The fun part is that it had to work in IE7-9, but in *quirks* mode. The client won't switch to the standards mode, since the site (made in early 2000s, tables inside tables all the way down) would break apart.
After some debugging, I figured that one line in a certain method would save me. Namely, a fix would require adding a line at the beginning of the "_size
" method. So, I could just leave it like that..
Except That I Couldn't.
Doing so wouldn't just violate the Open/Closed principle, it would offend the shadows of the Fathers of SOLIDity and the Alt.Net deities.

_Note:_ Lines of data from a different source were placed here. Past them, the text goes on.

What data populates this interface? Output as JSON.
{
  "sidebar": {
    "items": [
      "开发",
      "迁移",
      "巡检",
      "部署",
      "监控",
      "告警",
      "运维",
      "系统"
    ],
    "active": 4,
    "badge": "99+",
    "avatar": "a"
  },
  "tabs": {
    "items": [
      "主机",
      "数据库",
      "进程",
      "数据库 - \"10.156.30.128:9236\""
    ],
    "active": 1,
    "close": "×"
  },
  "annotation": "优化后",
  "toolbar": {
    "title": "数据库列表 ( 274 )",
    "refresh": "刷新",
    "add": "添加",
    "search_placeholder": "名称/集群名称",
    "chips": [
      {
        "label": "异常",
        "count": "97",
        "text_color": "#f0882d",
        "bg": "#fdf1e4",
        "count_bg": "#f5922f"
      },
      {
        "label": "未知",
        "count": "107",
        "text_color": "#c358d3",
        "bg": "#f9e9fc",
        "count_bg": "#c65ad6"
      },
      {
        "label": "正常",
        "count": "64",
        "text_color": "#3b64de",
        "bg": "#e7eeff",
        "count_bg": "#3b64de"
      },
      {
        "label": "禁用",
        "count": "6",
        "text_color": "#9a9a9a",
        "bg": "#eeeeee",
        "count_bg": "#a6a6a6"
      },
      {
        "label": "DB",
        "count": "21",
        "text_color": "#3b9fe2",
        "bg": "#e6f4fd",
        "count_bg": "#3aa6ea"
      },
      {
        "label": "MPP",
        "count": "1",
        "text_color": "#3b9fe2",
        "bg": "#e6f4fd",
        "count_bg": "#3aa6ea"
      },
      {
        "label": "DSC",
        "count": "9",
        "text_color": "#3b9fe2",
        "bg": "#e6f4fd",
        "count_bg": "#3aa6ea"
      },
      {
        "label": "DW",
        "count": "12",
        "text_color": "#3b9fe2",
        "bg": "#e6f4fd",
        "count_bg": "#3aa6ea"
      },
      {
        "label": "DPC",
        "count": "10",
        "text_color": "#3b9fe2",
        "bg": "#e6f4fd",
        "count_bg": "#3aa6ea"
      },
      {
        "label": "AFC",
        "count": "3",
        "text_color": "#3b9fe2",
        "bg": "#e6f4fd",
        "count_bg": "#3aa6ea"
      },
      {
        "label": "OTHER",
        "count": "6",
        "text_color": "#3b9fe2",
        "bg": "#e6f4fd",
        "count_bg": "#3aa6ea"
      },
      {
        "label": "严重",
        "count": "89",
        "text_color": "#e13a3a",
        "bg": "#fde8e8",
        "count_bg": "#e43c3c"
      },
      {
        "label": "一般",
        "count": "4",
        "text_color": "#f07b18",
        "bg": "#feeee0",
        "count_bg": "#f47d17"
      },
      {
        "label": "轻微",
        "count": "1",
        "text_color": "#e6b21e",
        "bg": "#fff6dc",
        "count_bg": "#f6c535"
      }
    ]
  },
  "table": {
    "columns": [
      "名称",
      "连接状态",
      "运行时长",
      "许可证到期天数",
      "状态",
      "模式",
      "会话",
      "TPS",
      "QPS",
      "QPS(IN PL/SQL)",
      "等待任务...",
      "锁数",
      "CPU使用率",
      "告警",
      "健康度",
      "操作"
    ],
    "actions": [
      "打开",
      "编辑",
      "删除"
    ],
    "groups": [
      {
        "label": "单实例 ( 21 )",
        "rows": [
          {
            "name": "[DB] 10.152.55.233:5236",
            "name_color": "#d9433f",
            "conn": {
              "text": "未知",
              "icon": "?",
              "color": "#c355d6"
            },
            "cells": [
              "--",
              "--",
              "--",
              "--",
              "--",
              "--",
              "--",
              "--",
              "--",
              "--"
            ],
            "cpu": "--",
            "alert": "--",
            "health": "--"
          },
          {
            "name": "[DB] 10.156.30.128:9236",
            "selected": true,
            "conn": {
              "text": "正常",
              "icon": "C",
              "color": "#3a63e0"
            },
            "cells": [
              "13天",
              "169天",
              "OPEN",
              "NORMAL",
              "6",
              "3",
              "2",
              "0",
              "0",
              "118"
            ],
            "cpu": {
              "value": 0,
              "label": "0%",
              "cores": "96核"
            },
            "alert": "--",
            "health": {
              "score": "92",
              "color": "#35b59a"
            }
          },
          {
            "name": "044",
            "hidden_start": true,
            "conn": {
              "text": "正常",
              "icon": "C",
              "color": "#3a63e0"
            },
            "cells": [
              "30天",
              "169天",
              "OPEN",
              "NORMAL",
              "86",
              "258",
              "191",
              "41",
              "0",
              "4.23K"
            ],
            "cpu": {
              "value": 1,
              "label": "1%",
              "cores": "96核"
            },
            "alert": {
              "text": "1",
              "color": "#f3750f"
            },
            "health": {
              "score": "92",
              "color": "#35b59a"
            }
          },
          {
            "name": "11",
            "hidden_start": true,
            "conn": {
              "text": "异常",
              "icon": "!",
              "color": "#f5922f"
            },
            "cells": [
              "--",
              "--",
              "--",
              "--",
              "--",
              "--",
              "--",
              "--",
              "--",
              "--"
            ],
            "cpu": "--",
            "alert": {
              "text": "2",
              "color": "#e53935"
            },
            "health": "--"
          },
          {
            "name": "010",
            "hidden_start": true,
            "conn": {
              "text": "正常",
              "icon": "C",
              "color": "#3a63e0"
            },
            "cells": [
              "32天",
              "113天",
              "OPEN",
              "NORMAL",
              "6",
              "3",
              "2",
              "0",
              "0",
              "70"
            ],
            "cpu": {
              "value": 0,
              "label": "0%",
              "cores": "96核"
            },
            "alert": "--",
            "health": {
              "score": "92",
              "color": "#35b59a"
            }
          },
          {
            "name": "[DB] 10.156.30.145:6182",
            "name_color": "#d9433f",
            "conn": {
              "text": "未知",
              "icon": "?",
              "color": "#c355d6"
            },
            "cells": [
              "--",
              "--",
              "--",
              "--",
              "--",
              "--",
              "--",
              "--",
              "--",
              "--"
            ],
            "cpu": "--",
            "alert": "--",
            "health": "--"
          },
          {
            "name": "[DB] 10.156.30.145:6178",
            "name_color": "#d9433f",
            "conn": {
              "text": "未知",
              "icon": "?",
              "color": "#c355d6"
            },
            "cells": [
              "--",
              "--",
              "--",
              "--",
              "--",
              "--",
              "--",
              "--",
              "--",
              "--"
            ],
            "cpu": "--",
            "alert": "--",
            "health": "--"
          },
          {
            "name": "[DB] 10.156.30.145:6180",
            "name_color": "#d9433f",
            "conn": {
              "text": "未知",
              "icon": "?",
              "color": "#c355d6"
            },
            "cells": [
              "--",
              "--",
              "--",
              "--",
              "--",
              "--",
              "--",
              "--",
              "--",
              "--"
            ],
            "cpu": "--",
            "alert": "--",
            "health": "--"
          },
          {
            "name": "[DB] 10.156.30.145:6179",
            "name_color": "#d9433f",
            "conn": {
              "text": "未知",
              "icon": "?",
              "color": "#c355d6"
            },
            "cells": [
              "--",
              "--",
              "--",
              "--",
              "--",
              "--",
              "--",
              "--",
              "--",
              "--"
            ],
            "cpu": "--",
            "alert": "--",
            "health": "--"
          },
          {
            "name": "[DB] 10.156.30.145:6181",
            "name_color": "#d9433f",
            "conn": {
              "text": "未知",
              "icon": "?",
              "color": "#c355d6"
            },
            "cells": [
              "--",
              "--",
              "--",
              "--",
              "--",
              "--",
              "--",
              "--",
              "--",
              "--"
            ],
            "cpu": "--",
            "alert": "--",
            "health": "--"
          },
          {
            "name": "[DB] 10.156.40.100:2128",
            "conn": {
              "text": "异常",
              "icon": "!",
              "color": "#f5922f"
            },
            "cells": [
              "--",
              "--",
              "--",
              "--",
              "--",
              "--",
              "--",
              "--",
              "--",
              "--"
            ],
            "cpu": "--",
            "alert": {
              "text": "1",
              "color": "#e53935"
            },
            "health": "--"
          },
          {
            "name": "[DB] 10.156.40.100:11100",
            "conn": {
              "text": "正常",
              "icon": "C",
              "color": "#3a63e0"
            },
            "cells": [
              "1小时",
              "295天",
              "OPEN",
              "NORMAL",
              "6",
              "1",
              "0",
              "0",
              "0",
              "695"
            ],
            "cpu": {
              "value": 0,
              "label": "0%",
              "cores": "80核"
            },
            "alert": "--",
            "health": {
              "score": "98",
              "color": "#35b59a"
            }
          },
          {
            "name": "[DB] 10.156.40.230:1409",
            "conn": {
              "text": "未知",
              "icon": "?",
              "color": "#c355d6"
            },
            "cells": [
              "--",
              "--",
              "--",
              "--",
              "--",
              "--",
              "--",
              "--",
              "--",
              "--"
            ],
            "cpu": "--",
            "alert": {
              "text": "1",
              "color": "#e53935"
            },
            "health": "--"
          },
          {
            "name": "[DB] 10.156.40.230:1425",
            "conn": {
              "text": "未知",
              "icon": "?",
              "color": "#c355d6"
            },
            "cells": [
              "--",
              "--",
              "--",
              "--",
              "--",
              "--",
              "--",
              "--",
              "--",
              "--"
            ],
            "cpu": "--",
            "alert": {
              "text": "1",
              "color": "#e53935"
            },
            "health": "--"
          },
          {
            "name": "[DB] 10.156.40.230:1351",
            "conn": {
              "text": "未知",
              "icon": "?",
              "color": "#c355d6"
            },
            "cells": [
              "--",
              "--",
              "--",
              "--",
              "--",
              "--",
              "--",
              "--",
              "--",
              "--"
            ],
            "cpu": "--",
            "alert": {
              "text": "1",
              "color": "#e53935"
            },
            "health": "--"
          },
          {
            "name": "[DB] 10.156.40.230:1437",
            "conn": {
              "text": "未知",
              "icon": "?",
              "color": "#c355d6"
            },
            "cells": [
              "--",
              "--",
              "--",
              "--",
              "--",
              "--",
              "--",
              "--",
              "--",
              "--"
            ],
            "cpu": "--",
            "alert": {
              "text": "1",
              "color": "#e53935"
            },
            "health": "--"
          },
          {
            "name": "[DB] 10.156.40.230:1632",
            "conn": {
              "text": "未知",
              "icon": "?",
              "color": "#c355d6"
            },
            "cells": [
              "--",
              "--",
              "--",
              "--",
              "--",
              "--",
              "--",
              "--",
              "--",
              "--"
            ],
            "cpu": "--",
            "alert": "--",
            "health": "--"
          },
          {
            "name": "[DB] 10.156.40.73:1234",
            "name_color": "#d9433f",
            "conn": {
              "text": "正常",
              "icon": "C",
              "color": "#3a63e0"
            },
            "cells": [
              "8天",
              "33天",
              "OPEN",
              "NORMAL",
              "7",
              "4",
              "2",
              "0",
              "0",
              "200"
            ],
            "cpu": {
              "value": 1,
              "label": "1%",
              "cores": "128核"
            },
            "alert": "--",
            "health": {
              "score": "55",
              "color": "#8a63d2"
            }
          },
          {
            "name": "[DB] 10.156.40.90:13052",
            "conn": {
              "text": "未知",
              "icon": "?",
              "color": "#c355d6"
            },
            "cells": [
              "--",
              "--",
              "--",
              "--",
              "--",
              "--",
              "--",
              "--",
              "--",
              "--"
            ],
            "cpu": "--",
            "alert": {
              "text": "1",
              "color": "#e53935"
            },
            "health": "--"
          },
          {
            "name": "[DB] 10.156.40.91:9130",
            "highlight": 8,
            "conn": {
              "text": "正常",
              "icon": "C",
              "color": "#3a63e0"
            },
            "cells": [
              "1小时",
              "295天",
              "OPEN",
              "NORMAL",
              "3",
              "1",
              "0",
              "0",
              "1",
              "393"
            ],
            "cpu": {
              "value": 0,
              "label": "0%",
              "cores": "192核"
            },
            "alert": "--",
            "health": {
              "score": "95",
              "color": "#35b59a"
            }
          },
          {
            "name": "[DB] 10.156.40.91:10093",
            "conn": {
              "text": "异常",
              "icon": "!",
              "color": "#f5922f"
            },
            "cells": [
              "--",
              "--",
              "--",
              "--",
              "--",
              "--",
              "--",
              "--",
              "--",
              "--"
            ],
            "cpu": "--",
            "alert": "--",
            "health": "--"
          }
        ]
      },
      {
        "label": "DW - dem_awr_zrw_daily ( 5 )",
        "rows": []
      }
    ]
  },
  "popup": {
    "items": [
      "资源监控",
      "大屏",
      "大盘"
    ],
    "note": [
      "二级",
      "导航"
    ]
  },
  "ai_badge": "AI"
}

After all, JavaScript is a dynamic language, right? So, we can do whatever dirty trick we can think of, including messing with "private
" methods.
Extending a jQueryUI Widget by Rewriting a Widget's Private Method? Nothing Could Be Easier!
var proto = $.ui.dialog.prototype;
var _size = proto._size;
proto._size = function(){
this.element.hide();
_size.apply(this);
};
While I could easily put there something like alert('OHMYGOSH!!!')
(and have fun imagining my coworkers trying to figure out what's going on), what I'm actually doing here is just add something to the beginning. So, first I'm saving a reference to the existing function, then I redefine it, adding the line I need and then invoking the function itself.
So, why do I feel like I've just committed a sin?